Wat zijn de werklocaties van Nederland?

Talrijk zijn de woononderzoeken, maar waar wordt er gewerkt? PropertyNL maakte een nieuwe kaart van Nederland. Aan de top staan de Randstad en Brabant, met pijnlijke witte plekken in Zeeland en Noord- en Oost-Nederland.

Gepubliceerd in PropertyNL Magazine nr. 6, 9 juni 2023

Veel bedrijven en investeerders kijken voor hun vestiging of belegging naar het inwonertal van gemeenten, maar op basis van big data is een veel zorgvuldiger afweging te maken. Op basis van negen datasets van Company.info, CBS en het Kadaster (waaronder de waarde van niet-woningen en het aantal beschikbare nieuwe banen) ontstaat een nieuw beeld van kansrijke vestigingslocaties.

In Nederland bestaan veel ranglijsten van gemeenten als woongebied, variërend van de gemeenten waar de prijzen het snelst stijgen tot waar de meeste woningen worden toegevoegd.

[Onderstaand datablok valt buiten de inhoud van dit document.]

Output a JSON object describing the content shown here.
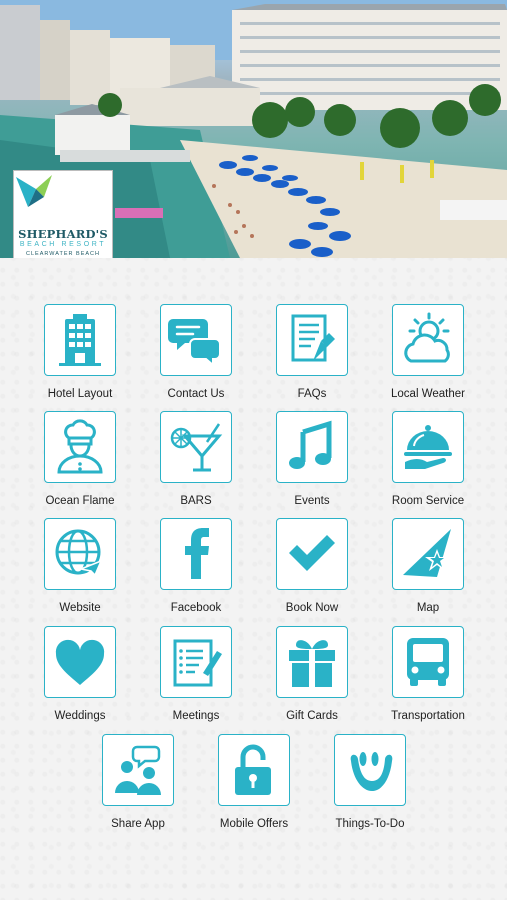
{
  "branding": {
    "name": "SHEPHARD'S",
    "subtitle": "BEACH RESORT",
    "location": "CLEARWATER BEACH"
  },
  "accent_color": "#2ab2c7",
  "menu": [
    {
      "label": "Hotel Layout",
      "icon": "hotel-building-icon"
    },
    {
      "label": "Contact Us",
      "icon": "chat-bubbles-icon"
    },
    {
      "label": "FAQs",
      "icon": "document-pencil-icon"
    },
    {
      "label": "Local Weather",
      "icon": "sun-cloud-icon"
    },
    {
      "label": "Ocean Flame",
      "icon": "chef-icon"
    },
    {
      "label": "BARS",
      "icon": "cocktail-icon"
    },
    {
      "label": "Events",
      "icon": "music-note-icon"
    },
    {
      "label": "Room Service",
      "icon": "cloche-icon"
    },
    {
      "label": "Website",
      "icon": "globe-icon"
    },
    {
      "label": "Facebook",
      "icon": "facebook-icon"
    },
    {
      "label": "Book Now",
      "icon": "checkmark-icon"
    },
    {
      "label": "Map",
      "icon": "map-star-icon"
    },
    {
      "label": "Weddings",
      "icon": "heart-icon"
    },
    {
      "label": "Meetings",
      "icon": "notepad-icon"
    },
    {
      "label": "Gift Cards",
      "icon": "gift-icon"
    },
    {
      "label": "Transportation",
      "icon": "bus-icon"
    },
    {
      "label": "Share App",
      "icon": "share-people-icon"
    },
    {
      "label": "Mobile Offers",
      "icon": "padlock-icon"
    },
    {
      "label": "Things-To-Do",
      "icon": "smile-hand-icon"
    }
  ]
}
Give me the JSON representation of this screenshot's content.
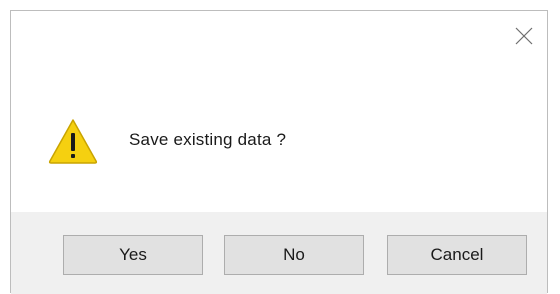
{
  "dialog": {
    "message": "Save existing data ?",
    "icon": "warning-icon",
    "close_icon": "close-icon"
  },
  "buttons": {
    "yes_label": "Yes",
    "no_label": "No",
    "cancel_label": "Cancel"
  },
  "colors": {
    "warning_fill": "#f5d010",
    "warning_stroke": "#c9a400",
    "footer_background": "#f0f0f0",
    "button_background": "#e1e1e1",
    "button_border": "#adadad"
  }
}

Voorbeelden van dergelijke onderzoeken geven NVM, Kadaster, CBS, EW/Louter en de Atlas Nederlandse Gemeenten. Locatus is specialist op het gebied van retail en onderzoekt sinds kort ook kantoren.

Op het gebied van vestigingslocaties voor werken per gemeente kan big-data onderzoek echter nog verder worden ontwikkeld. Het onderzoek van Company.info en PropertyNL helpt bij de inschatting van de (toekomstige) waarde van gemeenten als vestigingsplaats voor kantoren en bedrijfs- en distributieruimten.

Dominant

Uit het onderzoek komt de dominante positie van Amsterdam als werkstad naar voren. In de weging op basis van alle variabelen is Amsterdam bijna twee keer zo belangrijk als nummer twee Rotterdam. Vaak wordt spottend gezegd dat in Rotterdam het geld wordt verdiend dat in Amsterdam wordt uitgegeven, maar dat berust op een misverstand. Amsterdam is veel meer een banenmotor dan Rotterdam of welke stad dan ook in Nederland.

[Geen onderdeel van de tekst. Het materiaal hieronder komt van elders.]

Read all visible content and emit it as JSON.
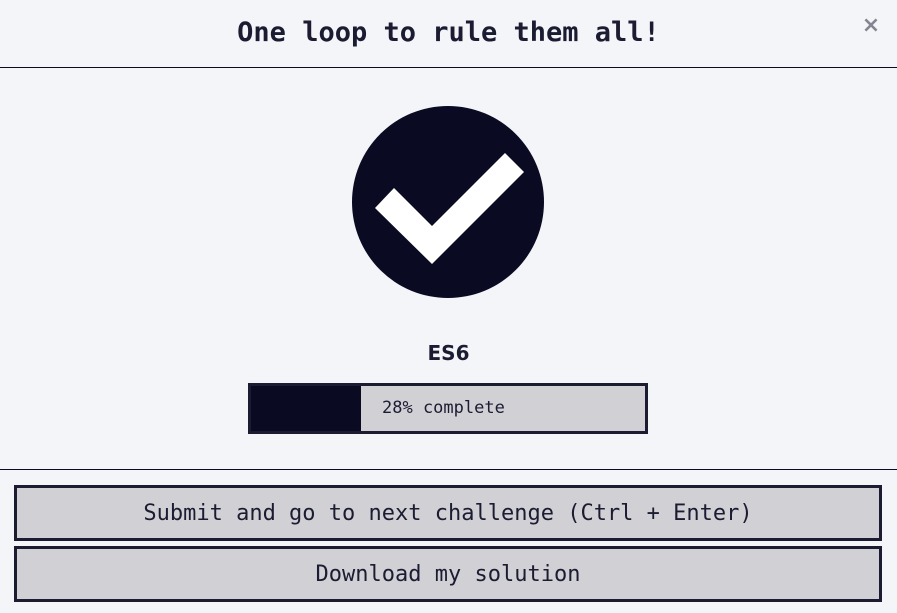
{
  "modal": {
    "title": "One loop to rule them all!",
    "close_label": "×"
  },
  "completion": {
    "icon": "check-circle-icon",
    "certification": "ES6",
    "progress_percent": 28,
    "progress_label": "28% complete"
  },
  "actions": {
    "submit_label": "Submit and go to next challenge (Ctrl + Enter)",
    "download_label": "Download my solution"
  },
  "colors": {
    "background": "#f4f5f8",
    "dark": "#0a0a23",
    "text": "#1b1b32",
    "button_bg": "#d0d0d5",
    "close_gray": "#858591",
    "check_white": "#ffffff"
  }
}
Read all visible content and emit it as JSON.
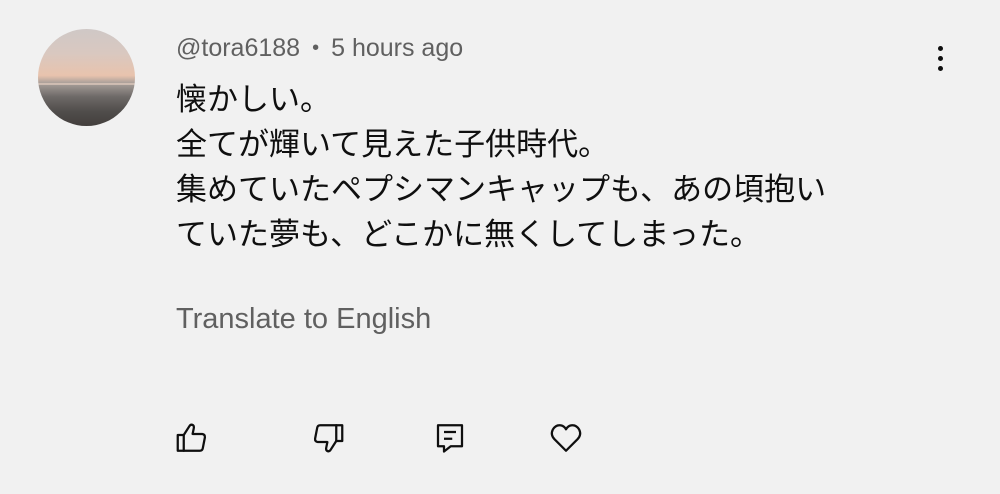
{
  "comment": {
    "author": "@tora6188",
    "separator": "•",
    "timestamp": "5 hours ago",
    "lines": [
      "懐かしい。",
      "全てが輝いて見えた子供時代。",
      "集めていたペプシマンキャップも、あの頃抱い",
      "ていた夢も、どこかに無くしてしまった。"
    ],
    "translate_label": "Translate to English"
  },
  "actions": {
    "like_icon": "thumbs-up-icon",
    "dislike_icon": "thumbs-down-icon",
    "reply_icon": "reply-comment-icon",
    "heart_icon": "heart-icon"
  },
  "menu_icon": "more-vertical-icon"
}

Dat vertaalt zich in de kantoorhuren die Amsterdam worden gerealiseerd en de snelheid waarmee nieuwe bedrijven leegstaande kantoorgebouwen innemen. Nederland is een waterbed: bij lang aanhoudende hoogconjuctuur worden uiteindelijk ook mindere locaties zoals Zaltbommel verhuurd, maar bij het begin van de crisis treedt op zulke locaties ook als eerste leegstand op. Grote beleggers kiezen daarom voor toplocaties, ook al moeten zij genoegen nemen met een lager rendement.

Flexibeler in crises

Topplaatsen zoals Amsterdam zijn veel flexibeler in crises. In april had PropertyNL een rondetafelgesprek met Amsterdamse vastgoedspecialisten. Ondanks de crisis meldden zij nog altijd veel, weliswaar kleinere, transacties in het Amsterdamse. Zo leert elke crisis ons iets over de waarde van de locatie, zeg maar de topplaatsen uit dit onderzoek.

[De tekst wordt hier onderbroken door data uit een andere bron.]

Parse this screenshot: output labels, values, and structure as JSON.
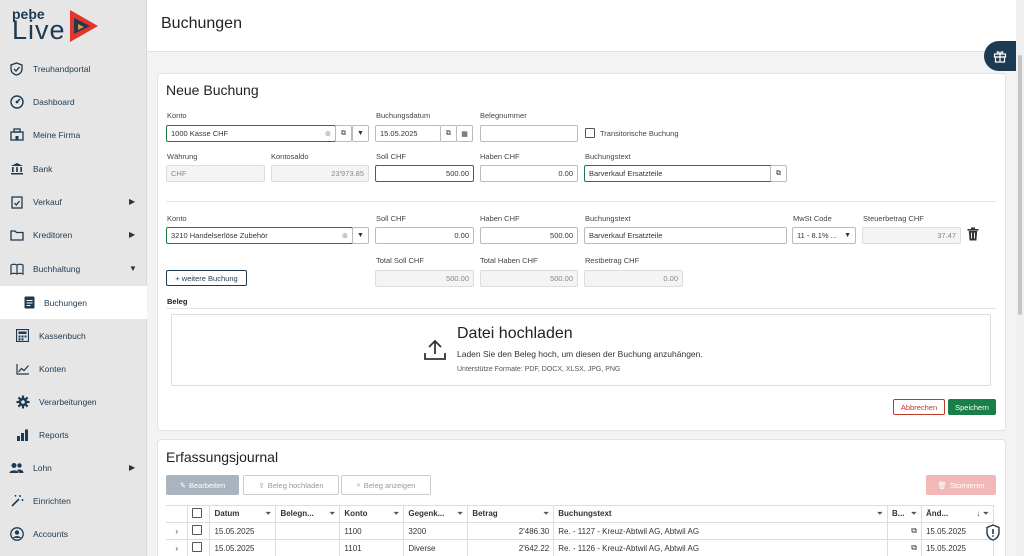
{
  "logo": {
    "brand_top": "pebe",
    "brand_main": "Live"
  },
  "sidebar": {
    "items": [
      {
        "label": "Treuhandportal",
        "icon": "shield-check-icon"
      },
      {
        "label": "Dashboard",
        "icon": "gauge-icon"
      },
      {
        "label": "Meine Firma",
        "icon": "building-icon"
      },
      {
        "label": "Bank",
        "icon": "bank-icon"
      },
      {
        "label": "Verkauf",
        "icon": "clipboard-check-icon",
        "arrow": "▶"
      },
      {
        "label": "Kreditoren",
        "icon": "folder-icon",
        "arrow": "▶"
      },
      {
        "label": "Buchhaltung",
        "icon": "book-icon",
        "arrow": "▼"
      },
      {
        "label": "Buchungen",
        "icon": "document-icon"
      },
      {
        "label": "Kassenbuch",
        "icon": "calculator-icon"
      },
      {
        "label": "Konten",
        "icon": "chart-line-icon"
      },
      {
        "label": "Verarbeitungen",
        "icon": "gear-icon"
      },
      {
        "label": "Reports",
        "icon": "bar-chart-icon"
      },
      {
        "label": "Lohn",
        "icon": "users-icon",
        "arrow": "▶"
      },
      {
        "label": "Einrichten",
        "icon": "magic-wand-icon"
      },
      {
        "label": "Accounts",
        "icon": "account-icon"
      }
    ]
  },
  "header": {
    "title": "Buchungen"
  },
  "neue_buchung": {
    "title": "Neue Buchung",
    "labels": {
      "konto": "Konto",
      "buchungsdatum": "Buchungsdatum",
      "belegnummer": "Belegnummer",
      "transitorisch": "Transitorische Buchung",
      "waehrung": "Währung",
      "kontosaldo": "Kontosaldo",
      "soll": "Soll CHF",
      "haben": "Haben CHF",
      "buchungstext": "Buchungstext",
      "mwst": "MwSt Code",
      "steuerbetrag": "Steuerbetrag CHF",
      "total_soll": "Total Soll CHF",
      "total_haben": "Total Haben CHF",
      "restbetrag": "Restbetrag CHF",
      "beleg": "Beleg"
    },
    "row1": {
      "konto": "1000 Kasse CHF",
      "datum": "15.05.2025",
      "belegnummer": "",
      "waehrung": "CHF",
      "kontosaldo": "23'973.85",
      "soll": "500.00",
      "haben": "0.00",
      "buchungstext": "Barverkauf Ersatzteile"
    },
    "row2": {
      "konto": "3210 Handelserlöse Zubehör",
      "soll": "0.00",
      "haben": "500.00",
      "buchungstext": "Barverkauf Ersatzteile",
      "mwst": "11 - 8.1% ...",
      "steuerbetrag": "37.47"
    },
    "totals": {
      "total_soll": "500.00",
      "total_haben": "500.00",
      "restbetrag": "0.00"
    },
    "add_button": "+ weitere Buchung",
    "upload": {
      "title": "Datei hochladen",
      "subtitle": "Laden Sie den Beleg hoch, um diesen der Buchung anzuhängen.",
      "formats": "Unterstütze Formate: PDF, DOCX, XLSX, JPG, PNG"
    },
    "cancel": "Abbrechen",
    "save": "Speichern"
  },
  "journal": {
    "title": "Erfassungsjournal",
    "toolbar": {
      "edit": "Bearbeiten",
      "upload": "Beleg hochladen",
      "view": "Beleg anzeigen",
      "storno": "Stornieren"
    },
    "columns": [
      "Datum",
      "Belegn...",
      "Konto",
      "Gegenk...",
      "Betrag",
      "Buchungstext",
      "B...",
      "Änd..."
    ],
    "rows": [
      {
        "datum": "15.05.2025",
        "beleg": "",
        "konto": "1100",
        "gegenkonto": "3200",
        "betrag": "2'486.30",
        "text": "Re. - 1127 - Kreuz-Abtwil AG, Abtwil AG",
        "aend": "15.05.2025"
      },
      {
        "datum": "15.05.2025",
        "beleg": "",
        "konto": "1101",
        "gegenkonto": "Diverse",
        "betrag": "2'642.22",
        "text": "Re. - 1126 - Kreuz-Abtwil AG, Abtwil AG",
        "aend": "15.05.2025"
      }
    ]
  },
  "colors": {
    "accent_navy": "#1c3a52",
    "save_green": "#1a7f47",
    "cancel_red": "#c0392b",
    "storno_red": "#f2b8b8"
  }
}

Uit deze Top-100 blijkt dat de zes gemeenten van de Holland Metropole (Amsterdam, Rotterdam, Den Haag, Utrecht, Haarlemmermeer en Eindhoven) samen goed zijn voor een derde van de bedrijvigheid van Nederland. De klacht van ‘de provincie’ dat er te veel aandacht gaat naar de grote steden is dan ook in economische zin niet terecht: Nederland drijft op een beperkt aantal grote steden. Het faciliteren van toplocaties is in de praktijk effectiever geweest dan het investeren in kansarme steden.

Mislukt beleid

De nieuwe bedrijfskaart van Nederland reflecteert de politieke keuze voor sterke steden. Het beleid uit de jaren ’70 van ‘gebundelde deconcentratie’ wordt als mislukt beschouwd: veel (overheids)bedrijven zijn terug uit de periferie. Een van de tientallen voorbeelden is de ABP-uitvoeringsorganisatie APG, die verhuisde van Heerlen naar Amsterdam en daar naar verhouding steeds meer personeel trekt. Ze kunnen ook meer eisen stellen. In Amsterdam huurt APG 6000 m² bij Edge West in een duurzaam kantoor (Breeam Outstanding). Dat lukt niet in Heerlen.

Een van de laatste voorbeelden van het failliet van deconcentratie was de geschrapte verhuizing van de marinierskazerne van het hart van de Nederlandse bedrijvigheid Amersfoort naar de periferie van Vlissingen (plaats 164). Het argument van de mariniers: het verloop is te groot bij verhuizing naar Zeeland. Op basis van het onderzoek krijgen zij alsnog gelijk.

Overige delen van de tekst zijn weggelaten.